New York is a patchwork quilt of fashion, design, arts, culture, cuisine, pain, history and struggles. While I was there the people proclaimed this one of the worst winters in years. There were accounts of dealing with the wretched elements and that it was growing impossible to stay any longer. It was technically spring but we were graced with grey clouds, icy showers and prismatic snow flurries. We discovered our own inner child while running across the blankets of newly fallen snow. There were snowmen and snowball fights and experiments reenacting that famous movie scene when you stick your tongue out and see if it will freeze to the light post. We skipped and played in it. For one amongst us it was the first time seeing snow fall. It was magical and wonderful. The city was bustling and carrying on with its daily activities as it always does. We marveled at the moms pushing their little ones in their strollers covered in see through plastic snow shields. We couldn’t help but wonder how the pedestrians, the old and young, got up and around like it was all perfectly normal.

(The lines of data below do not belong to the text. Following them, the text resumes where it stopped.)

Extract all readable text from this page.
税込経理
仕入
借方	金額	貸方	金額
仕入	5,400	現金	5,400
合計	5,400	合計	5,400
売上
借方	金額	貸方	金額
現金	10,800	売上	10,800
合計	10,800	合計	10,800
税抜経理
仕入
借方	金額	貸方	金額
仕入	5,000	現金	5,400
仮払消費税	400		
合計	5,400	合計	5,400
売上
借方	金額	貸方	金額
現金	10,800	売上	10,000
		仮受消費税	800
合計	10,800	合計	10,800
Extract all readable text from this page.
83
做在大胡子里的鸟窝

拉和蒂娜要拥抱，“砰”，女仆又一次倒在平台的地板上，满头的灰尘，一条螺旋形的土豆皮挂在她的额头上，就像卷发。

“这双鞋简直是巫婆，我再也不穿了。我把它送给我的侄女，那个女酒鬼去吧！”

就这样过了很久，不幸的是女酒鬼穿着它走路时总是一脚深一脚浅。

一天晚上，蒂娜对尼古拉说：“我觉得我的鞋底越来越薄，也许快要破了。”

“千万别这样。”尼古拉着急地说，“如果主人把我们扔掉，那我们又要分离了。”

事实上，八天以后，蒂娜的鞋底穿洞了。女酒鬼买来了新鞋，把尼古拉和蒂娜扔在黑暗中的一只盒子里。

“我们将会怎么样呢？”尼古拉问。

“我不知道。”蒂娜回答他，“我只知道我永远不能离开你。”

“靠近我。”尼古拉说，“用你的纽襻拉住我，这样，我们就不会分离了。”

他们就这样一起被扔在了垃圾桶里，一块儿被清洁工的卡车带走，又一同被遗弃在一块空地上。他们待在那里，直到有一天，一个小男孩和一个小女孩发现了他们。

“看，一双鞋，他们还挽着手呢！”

My cousin reminded us that this was the pretty stuff. After its been sitting for a while, walked and driven over it gets slushy and dirty. It has shades of yellow and brown eclipsing the pristine white. She said, you don’t know. It’s gotten so bad. The winters here are brutal. The cold has no mercy. It’s a wicked bitch of woman. We need to get out of here. We can’t take it anymore.
I stood on line for show tickets. The one where you can get same day deals on Broadway and off Broadway productions. It was windy and frigid but I was determined to get my hands on some prime tickets. I was bravely joined by out-of-towners, foreigners, tourists, some locals and my best friend in the heart of Time’s Square. We were corralled with ropes to define the lines and we were treated with terse and abrupt reminders to be ready when we got to the front of the line. No wasting time here people. Again, the cold air swept us up in it’s vice grip but we managed to stay strong and spent the better part of two hours moving at a snail’s pace for our deal. We weren’t deterred or aggravated. Instead, we chatted and people watched. We took in the scene, sounds of the city buses and yellow taxis, the smell of the roasted nuts and dirty water dogs wafting through the air, sight of people milling around, crossing the street in droves, huddled together to take a photo in the middle of Times Square.